Rock on the Rock: ApologetiX at Alcatraz
Mon., Jul. 3. 2006 1:10pm EDT
Karl Messner, lead guitarist/producer for ApologetiX (That Christian Parody Band) here.
No, we're not really playing at Alcatraz. We have been asked to minister to the inmates of a women's prison on August 6th. For security reasons, we're not allowed to disclose the location, so let's just call it Alcatraz.
ApologetiX is donating our time and resources and are covering all of our own expenses incurred to get there and perform for the women there. But you can help.
We are very dedicated to prison ministry. Our CDs are used often in prisons around the world and we have ministered one other time at a prison–in September of 2003, we performed for the men at Marion Correctional Institute.
After the concert in August, we will be released to disclose the location of the women's prison, and we will give you a full report of what God is doing there. The chaplain of the prison tells us that it's the most holy ground that they've ever been associated with in ministry and they are excited to have us come to the prison.
HOW YOU CAN HELP
Well you can't come, although we wish you could. You've never SEEN an enthusiastic crowd until you've served in prison ministry. They are very appreciative of our making time in our schedule and it brings a moment of hope to a desperate life.
A while back, we were invited to play a secular festival in California. They had no budget to help offset our costs and again we had to fly ourselves there. We put the word out to our energetic, ministry-minded fan club and invited them to purchase a handful of "donor tickets" to the event to help us raise money for the travel. Those tickets were purchased by folks all over the world and that concert still ranks as the number-three concert for ticket sales of all time for ApologetiX.
We're going to invite our fans again, to support our efforts in Prison Ministry. If this goes well, we'll be open to going to more prisons. What a great ministry tool for prisons: If God can change the soul of a song, he can change the heart of a man–or a woman.
Please dig deep, buy some donor tickets to this show and help us reach these women. In other countries, women are incarcerated for such crimes as "second marriage" and "running away" ( http://www.ipak.org/w-prison/photo/source/1.html ). Although not as barbaric, our prisons are far from perfect, but we still need to reach these women and help them get to a point in their life where they won't need to come back to this place. And we need to act now, while we're still even allowed to minister in prisons.

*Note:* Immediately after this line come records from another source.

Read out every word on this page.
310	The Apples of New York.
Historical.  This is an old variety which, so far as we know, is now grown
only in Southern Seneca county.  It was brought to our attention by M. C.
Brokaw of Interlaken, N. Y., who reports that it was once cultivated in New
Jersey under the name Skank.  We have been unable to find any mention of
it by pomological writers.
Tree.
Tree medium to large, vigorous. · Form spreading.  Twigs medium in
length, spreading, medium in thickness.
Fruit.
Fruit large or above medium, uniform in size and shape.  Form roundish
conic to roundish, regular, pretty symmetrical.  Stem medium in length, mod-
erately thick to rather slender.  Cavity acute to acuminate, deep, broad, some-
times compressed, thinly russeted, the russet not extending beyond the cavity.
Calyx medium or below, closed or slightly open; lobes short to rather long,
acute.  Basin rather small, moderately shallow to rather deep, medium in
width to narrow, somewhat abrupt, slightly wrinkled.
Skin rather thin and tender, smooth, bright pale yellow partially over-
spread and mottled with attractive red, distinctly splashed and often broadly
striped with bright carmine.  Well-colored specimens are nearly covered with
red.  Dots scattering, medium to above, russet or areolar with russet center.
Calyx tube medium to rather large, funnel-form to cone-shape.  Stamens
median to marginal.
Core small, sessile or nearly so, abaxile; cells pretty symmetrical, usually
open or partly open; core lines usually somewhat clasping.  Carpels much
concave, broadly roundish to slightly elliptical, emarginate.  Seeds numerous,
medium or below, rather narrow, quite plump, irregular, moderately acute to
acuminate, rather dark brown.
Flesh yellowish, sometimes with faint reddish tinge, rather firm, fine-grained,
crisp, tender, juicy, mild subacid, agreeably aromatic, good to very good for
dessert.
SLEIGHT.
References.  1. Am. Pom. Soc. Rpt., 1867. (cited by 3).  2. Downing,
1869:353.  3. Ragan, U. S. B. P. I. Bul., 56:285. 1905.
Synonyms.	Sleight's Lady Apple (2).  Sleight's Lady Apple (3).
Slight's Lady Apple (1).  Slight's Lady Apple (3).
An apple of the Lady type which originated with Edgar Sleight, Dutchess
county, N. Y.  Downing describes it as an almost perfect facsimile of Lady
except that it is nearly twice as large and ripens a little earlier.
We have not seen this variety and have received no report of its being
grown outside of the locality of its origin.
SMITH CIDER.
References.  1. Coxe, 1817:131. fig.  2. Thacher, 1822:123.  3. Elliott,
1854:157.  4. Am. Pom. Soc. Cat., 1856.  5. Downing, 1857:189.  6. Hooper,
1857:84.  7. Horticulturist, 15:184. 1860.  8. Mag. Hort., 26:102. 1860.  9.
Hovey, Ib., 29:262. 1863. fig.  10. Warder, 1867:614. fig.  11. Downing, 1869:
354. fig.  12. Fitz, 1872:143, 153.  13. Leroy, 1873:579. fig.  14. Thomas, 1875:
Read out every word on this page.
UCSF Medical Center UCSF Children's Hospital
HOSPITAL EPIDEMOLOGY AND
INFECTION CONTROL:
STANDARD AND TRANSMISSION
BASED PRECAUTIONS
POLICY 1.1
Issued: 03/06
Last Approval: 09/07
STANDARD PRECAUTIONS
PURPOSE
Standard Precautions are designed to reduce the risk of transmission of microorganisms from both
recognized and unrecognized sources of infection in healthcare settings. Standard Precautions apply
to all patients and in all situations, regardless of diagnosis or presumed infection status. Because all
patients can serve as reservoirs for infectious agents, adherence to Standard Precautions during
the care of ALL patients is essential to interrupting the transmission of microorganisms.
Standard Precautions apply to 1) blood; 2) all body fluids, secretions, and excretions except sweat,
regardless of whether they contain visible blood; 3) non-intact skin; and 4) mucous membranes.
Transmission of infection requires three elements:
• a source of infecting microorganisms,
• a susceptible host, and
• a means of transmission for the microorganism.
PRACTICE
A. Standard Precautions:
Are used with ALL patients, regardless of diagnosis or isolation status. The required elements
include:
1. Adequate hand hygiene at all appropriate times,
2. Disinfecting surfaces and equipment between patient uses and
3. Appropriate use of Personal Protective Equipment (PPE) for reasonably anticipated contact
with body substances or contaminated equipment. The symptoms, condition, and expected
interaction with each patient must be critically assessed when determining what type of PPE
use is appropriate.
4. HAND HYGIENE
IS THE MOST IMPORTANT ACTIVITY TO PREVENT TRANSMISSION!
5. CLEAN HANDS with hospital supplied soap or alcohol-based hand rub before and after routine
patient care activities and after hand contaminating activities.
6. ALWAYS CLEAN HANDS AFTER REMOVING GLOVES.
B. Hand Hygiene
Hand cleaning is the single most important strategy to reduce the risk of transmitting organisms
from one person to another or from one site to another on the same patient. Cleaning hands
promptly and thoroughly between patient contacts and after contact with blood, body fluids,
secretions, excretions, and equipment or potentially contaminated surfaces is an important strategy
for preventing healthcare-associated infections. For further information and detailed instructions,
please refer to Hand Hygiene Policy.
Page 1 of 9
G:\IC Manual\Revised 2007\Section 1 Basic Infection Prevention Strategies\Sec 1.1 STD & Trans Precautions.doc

According to Prison Fellowship, on June 2, 2006, a federal district court judge ruled that the innovative and effective InnerChange Freedom Initiative program in Iowa is unconstitutional because it violates the separation of church and state. Prison Fellowship and IFI will appeal the ruling all the way to the Supreme Court if necessary.
http://www.prisonfellowship.org/
Women in Prison: By the Numbers:
- The female prisoner population has more than doubled since 1990 from 44,065 to 94,336 in 2001 (BJS, 2002).
- In 2000, 22% of arrests were of women. (BJS, 2000)
- Because there are fewer women in prison, there are fewer women's prisons. Consequently, women are more likely to be farther away from their homes.
- Only about half the states in the U.S. had separate prison facilities for women in the mid-1970's. In 1995, the U.S operates 104 female correctional institutions, an increase of 46.5% since 1990. Despite the increase, women are often incarcerated in facilities far from their homes (Chesney-Lind, 1998).
- Over 60% of children live over 100 miles from their mother's prison (Bloom & Steinhart, 1993).
Distance from the prison accounted for over 43% of the reasons cited by mothers for infrequent or absent visitation with their children (Bloom & Steinhart, 1993).
- Incarcerated women are twice as likely as women in the general population to have grown up in a single parent household.
- About 70% of women in local jails, 65% of women in state prisons, and 59% of women in federal prisons have young children (BJS, 2000).
- In 1997, 5% of women entered prison pregnant (BJS, 2000).